Penulis
Intisari-Online.com -Keberhasilan tim bulutangkis Indonesia dalam kejuaraan dunia di Guangzhou, Cina, kemarin, seakan kembali menorehkan asa bagi perbulutangkisan kita. Hal ini mengingatkan kita akan masa-masa kejayaan tim bulutangkis Indonesia di arena turnamen internasional, seperti yang pernah diulas dalam Intisari tahun 1967 berikut ini.
Kini, menjelang challenge round 1967, banyak di antara kita yang menyangsikan kembali kemampuan regu kita.
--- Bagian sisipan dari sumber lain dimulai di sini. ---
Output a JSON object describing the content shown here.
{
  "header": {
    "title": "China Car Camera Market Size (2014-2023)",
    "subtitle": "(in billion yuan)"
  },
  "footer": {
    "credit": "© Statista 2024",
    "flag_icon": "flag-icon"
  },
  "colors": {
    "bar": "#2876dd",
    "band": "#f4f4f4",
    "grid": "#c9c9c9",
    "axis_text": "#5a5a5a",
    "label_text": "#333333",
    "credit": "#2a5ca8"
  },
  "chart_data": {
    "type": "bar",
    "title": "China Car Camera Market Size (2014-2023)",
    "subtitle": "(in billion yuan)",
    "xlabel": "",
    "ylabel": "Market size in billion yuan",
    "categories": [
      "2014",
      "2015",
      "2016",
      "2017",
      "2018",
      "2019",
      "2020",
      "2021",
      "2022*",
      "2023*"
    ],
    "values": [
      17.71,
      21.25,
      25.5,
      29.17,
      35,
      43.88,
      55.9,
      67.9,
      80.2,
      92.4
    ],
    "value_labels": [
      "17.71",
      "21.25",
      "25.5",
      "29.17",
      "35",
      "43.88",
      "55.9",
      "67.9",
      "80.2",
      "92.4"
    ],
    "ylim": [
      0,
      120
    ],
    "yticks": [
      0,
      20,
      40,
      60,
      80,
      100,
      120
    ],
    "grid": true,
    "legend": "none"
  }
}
Penantang dari negara lain setelah sembilan tahun tentunya makin menghebat.
Kekalahan-kekalahan beberapa pemain utama kita di berbagai turnamen internasional belum lama berselang ini seperti kegagalan regu kita dalam Asian Games di Bangkok, berbagai kekalahan yang diderita dalam kejuaraan dari Malaysia, dijadikan alasan untuk berbagai pesimisme itu. Bahkan kegagalan pemain-pemain putri kita pun di perebutan Uber Cup, misalnya, sampai turut dijadikan pertimbangan.
Namun kiranya kali ini pun sebenarnya keadaan masih belum sedemikian buruk seperti kita bayangkan. Peluang kita untuk dapat mempertahankan Piala Thomas tidak demikian kecil.
Selama masa pra-Thomas Cup di Singapura pada tahun 1958, pemain terbaik kita yaitu Tan Joe Hok, masih hijau dalam pertandingan internasional. Dalam beberapa turnamen di Malaysia dan Singapura ia belum berhasil. Hanya di India ia memperoleh pengakuan akan keunggulannya, dalam kejuaraan-kejuaraan tak begitu berarti. Di Eropa, Ferri Souneville masih juga belum berhasil di gelanggang All England yang oleh dunia bulutangkis dianggap sebagai tempat pengukuran keampuhan seorang pemain dalam percaturan internasional.
Indonesia dikenal sebagai negara bulutangkis yang lemah dalam permainan berganda. Akan tetapi, di luar dugaan banyak orang, pemain-pemain kita telah memenangkan semua pertandingannya dan membawa pulang Piala Thomas.
Kemashuran pemain-pemain Denmark, seperti Erland Kops dengan gelar juara All England-nya, Finn Kubbero, selaku virtuoos bulutangkis satu-satunya di dunia, pasangan gandanya Kobbero/Hammergaard Hansen yang tergolong terkuat sedunia, tidak mempan terhadap ketekadan dan kegigihan pemain-pemain Indonesia.Keahlian pelatih Malaysia, Wong Peng Soon, penelitian yang seteliti-telitinya dari kapten regu Malaysia, Eddy Choong, yang selama Indonesia bertanding mengamat-amati pemain-pemain kita dengan kameranya, ketersanjungan rakyat Malaysia terhadap juara gandanya, Lim Say Hup/Johnny Heah, tidak mampu membendung arus kemenangan regu Indonesia.
Pemain-pemain Indonesia, yang tidak masuk perhitungan, bertanding laksana orang-orang berilham.